Scuola del nord Italia. L’incontro online è giunto al termine, quando oramai siamo ai saluti prende la parola Marco, il nome è di fantasia. Come inizia a parlare capisco perché lo abbia fatto solo alla fine, si strappa le parole di bocca una a una, con fatica enorme. Il virus gli ha portato via il nonno. Come da copione, nessuno lo ha potuto salutare, se n’è andato e basta. Oltre al cordoglio per la scomparsa del nonno, Marco soffre per altro, definirlo non è facile, si potrebbe dire che a farlo penare è il tentativo da parte di tutti di allontanarlo dal suo dolore. A partire dai genitori, in assoluta buona fede sia chiaro, il leit motiv si può riassumere in tre parole: “Non ci pensare”.
Marco, parliamo di un ragazzo di 16 anni, ride dal nervoso. Che significa non pensarci? E ammesso che sia possibile, perché? In fondo il tentativo di sotterrare il dolore è un po’ come tradire il nonno. Perché il dolore per la sua morte è grande quanto l’amore che si provava per lui. Anzi, in fondo è la stessa cosa.

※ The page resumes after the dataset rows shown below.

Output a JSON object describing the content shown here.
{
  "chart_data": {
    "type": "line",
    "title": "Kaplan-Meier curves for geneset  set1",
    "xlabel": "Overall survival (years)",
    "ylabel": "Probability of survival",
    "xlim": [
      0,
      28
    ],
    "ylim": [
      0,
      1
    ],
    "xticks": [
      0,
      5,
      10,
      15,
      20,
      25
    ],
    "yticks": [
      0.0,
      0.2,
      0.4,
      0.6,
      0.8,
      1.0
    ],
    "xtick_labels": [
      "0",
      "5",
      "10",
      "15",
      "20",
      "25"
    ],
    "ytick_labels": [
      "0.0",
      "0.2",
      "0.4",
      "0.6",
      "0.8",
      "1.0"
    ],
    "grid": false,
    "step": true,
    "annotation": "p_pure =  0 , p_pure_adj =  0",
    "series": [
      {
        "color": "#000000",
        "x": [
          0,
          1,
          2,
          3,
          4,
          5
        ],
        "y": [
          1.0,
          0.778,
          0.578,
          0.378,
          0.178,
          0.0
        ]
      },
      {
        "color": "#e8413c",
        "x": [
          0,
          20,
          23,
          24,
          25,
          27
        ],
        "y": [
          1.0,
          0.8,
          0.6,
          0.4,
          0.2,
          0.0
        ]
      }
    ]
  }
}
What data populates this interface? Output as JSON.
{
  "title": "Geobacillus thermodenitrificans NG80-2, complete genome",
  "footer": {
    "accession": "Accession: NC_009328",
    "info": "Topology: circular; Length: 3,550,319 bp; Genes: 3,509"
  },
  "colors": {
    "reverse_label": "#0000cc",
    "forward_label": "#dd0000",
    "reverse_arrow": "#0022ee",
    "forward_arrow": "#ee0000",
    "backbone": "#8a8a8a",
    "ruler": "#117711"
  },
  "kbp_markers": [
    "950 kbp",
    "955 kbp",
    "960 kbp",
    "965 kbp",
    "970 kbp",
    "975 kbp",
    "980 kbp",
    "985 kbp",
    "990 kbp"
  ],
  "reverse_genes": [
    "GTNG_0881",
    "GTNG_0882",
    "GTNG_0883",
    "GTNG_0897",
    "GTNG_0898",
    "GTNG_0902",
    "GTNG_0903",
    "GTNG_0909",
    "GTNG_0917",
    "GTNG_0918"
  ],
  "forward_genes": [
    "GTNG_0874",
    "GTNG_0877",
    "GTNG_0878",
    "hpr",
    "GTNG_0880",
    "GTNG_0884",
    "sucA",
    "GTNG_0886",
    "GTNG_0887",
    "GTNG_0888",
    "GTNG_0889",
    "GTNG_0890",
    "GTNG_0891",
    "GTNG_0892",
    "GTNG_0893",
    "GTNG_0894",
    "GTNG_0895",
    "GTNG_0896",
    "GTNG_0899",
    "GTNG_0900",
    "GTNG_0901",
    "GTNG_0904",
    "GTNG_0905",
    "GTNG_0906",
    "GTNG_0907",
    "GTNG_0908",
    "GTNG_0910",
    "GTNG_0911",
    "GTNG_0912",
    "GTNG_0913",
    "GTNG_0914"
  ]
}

La rivelazione è un animale indomabile, è lei a scegliere il quando e il come.
Marco, con parole semplicissime, dice quello che in tanti non riescono a mettere a fuoco. Ovvero il tentativo incessante della nostra epoca di ridurre il dolore a una pratica che si può e si deve omettere dalla nostra vita. Perché, in buona sostanza, non serve a niente, è un intralcio, una perdita di tempo faticosa. Allora dobbiamo giustamente fare a meno di pensarci, come? Semplice, attraverso le tante distrazioni che ci vengono offerte. Ma il dolore è il rovescio dei nostri sentimenti quando vengono attaccati, messi alla prova dal tempo, dalle tante avversità, su tutte quella più alta e ineludibile. La morte.
Negarci la sofferenza, al dunque, è negarci l’amore nella sua misura più vera e grande. Come spesso accade, sono i giovani, quelli con il cuore esposto alle intemperie, a essere nostri maestri.